Acid Bath: When the Kite String Pops

 


One foot in the dying grunge scene of the early '90s. The other sunk deep in NOLA, the cradle of sludge metal. That's how Acid Bath were born in Louisiana. Like creatures straight out of Alan Moore's mind, prowling swamps that reek of burnt gasoline, blood, desperation, and vodka.


I'm not going to talk about the cover, a painting by John Wayne Gacy. Yes, it helped the band sell a lot of records for an underground group, but it's not the heart of When the Kite String Pops. The title says it all. An impending sentence. The exact moment of anguish right before damnation. Or maybe salvation, when you're already on the gallows.


Without the Melvins, the sludge scene probably wouldn't be what we know today, although it would have been born anyway. Black Sabbath, Black Flag, and Southern Rock were already there. The Melvins just brought us closer and sped up the process. But another key piece, at least in Acid Bath's sound, was Alice in Chains. It's impossible not to recognize the influence of Layne Staley's voice and Jerry Cantrell's guitars.


Acid Bath's vocalist, Dax Riggs, sometimes sounds as unsettling as Staley. That existential anguish that doesn't ask permission before infecting you. But I'm not talking about the influence of an album like Facelift, which still carried some of the band's early glamorous hard rock. I'm talking about Dirt, where the band had already lost their minds and it sounds like a rainbow drowned in mud. Completely covered, suffocating to death. Multiply that by a thousand and you'll get something very close to Acid Bath, who, along with Eyehategod and Crowbar, put NOLA on the musical map. Again and again, even though hurricanes tried to erase them and the swamps tried to swallow them whole.


Maybe Acid Bath used Dirt as inspiration. Or maybe Jerry Cantrell used Acid Bath as a starting point for his Degradation Trip, another album that suffocates and corrodes with the same coldness.

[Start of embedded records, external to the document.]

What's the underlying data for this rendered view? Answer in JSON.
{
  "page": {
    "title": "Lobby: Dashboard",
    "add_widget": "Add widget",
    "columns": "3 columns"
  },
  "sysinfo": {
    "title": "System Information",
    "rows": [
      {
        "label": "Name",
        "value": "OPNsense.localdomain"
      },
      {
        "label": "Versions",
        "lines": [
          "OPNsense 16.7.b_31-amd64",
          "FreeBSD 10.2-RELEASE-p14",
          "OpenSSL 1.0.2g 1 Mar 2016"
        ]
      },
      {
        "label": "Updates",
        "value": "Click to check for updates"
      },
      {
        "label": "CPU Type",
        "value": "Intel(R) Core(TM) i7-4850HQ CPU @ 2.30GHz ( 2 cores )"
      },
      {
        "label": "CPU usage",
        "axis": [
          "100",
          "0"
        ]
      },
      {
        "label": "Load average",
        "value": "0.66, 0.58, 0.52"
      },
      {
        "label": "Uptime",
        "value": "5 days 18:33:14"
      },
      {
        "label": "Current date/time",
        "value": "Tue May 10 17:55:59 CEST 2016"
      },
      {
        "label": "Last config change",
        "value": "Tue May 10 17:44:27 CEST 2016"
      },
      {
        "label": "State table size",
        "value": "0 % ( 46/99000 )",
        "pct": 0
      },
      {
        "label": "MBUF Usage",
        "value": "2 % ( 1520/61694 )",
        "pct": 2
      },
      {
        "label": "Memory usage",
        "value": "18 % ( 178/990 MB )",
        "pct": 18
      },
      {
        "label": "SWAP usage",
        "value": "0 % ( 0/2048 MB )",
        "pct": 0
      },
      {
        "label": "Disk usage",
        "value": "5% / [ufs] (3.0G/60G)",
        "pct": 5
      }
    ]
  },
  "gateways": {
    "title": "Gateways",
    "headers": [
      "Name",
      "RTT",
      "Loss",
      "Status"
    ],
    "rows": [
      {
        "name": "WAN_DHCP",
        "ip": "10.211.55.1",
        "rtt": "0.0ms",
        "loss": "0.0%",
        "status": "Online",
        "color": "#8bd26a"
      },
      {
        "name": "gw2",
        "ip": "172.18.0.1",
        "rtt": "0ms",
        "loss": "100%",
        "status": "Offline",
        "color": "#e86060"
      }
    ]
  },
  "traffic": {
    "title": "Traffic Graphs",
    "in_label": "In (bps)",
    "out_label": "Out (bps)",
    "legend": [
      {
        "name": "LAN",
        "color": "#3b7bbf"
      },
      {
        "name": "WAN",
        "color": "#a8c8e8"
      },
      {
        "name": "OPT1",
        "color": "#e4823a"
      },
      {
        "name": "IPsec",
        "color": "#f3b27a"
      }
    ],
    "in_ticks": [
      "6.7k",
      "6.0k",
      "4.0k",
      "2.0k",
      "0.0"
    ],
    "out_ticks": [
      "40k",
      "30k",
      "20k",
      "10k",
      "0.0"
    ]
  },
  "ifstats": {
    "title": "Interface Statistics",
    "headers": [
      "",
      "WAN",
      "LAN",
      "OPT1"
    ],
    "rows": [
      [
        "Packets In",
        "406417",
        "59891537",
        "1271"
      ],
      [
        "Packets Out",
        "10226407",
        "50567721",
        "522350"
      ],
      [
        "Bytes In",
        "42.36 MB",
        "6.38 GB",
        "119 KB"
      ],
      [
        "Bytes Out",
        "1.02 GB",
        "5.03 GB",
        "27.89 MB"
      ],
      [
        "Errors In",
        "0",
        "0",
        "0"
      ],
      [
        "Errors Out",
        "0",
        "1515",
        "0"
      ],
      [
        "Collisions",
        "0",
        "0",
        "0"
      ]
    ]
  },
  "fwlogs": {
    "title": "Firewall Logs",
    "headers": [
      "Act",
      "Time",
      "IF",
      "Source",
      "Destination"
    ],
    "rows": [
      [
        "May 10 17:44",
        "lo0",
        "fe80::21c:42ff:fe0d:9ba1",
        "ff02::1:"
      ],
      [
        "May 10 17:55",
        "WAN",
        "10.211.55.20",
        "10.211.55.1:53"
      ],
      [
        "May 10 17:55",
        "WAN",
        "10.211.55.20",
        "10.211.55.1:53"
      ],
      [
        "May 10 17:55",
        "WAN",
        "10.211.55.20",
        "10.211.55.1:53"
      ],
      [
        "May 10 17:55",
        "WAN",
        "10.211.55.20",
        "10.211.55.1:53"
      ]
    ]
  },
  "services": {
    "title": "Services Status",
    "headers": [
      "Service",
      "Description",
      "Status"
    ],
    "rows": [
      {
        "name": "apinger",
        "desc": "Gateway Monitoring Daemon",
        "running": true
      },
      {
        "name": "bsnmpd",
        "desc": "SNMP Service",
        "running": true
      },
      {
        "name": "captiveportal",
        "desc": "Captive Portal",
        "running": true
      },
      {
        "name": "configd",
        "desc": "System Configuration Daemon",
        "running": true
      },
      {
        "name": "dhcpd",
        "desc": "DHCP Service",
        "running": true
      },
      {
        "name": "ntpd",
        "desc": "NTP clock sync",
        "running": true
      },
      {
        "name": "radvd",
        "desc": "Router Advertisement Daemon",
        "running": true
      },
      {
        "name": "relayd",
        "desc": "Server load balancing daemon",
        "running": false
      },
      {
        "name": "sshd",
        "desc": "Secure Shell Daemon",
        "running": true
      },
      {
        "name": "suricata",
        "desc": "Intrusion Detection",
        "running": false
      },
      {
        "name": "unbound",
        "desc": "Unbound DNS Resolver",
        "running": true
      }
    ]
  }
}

Doom metal, grunge, and blues. A dense and toxic combination all at once. Sammy Duet and Mike Sanchez's guitars may have elements of the Melvins, but they also sound like Morbid Angel. There are traces of extreme metal in Acid Bath, no doubt. The rhythm section has some of the surgical precision of Exhorder. There are moments that remind me of Kyuss, that legendary band born under the annihilating desert sun. But these NOLA Kyuss aren't fighting against the brutal, crushing sun. They fight desperately not to be swallowed alive by swamps infested with beasts and anguish.


When the Kite String Pops sounds like a nightmare of devastating psychological impact. It's The Texas Chainsaw Massacre relocated to the swamps. The unstoppable killer chasing you with the chainsaw revving. If Dirt took you to the gates of madness, this album will sink you into the darkest abyss, never to return.


Black metal may have been born in Norway, but its existential equivalent was born in the swamps of NOLA. Both are equally terrifying. Later would come more elaborate things like Down and the reinvention of Corrosion of Conformity, but in 1994, Acid Bath were the kings of the swamp and When the Kite String Pops their chilling legacy.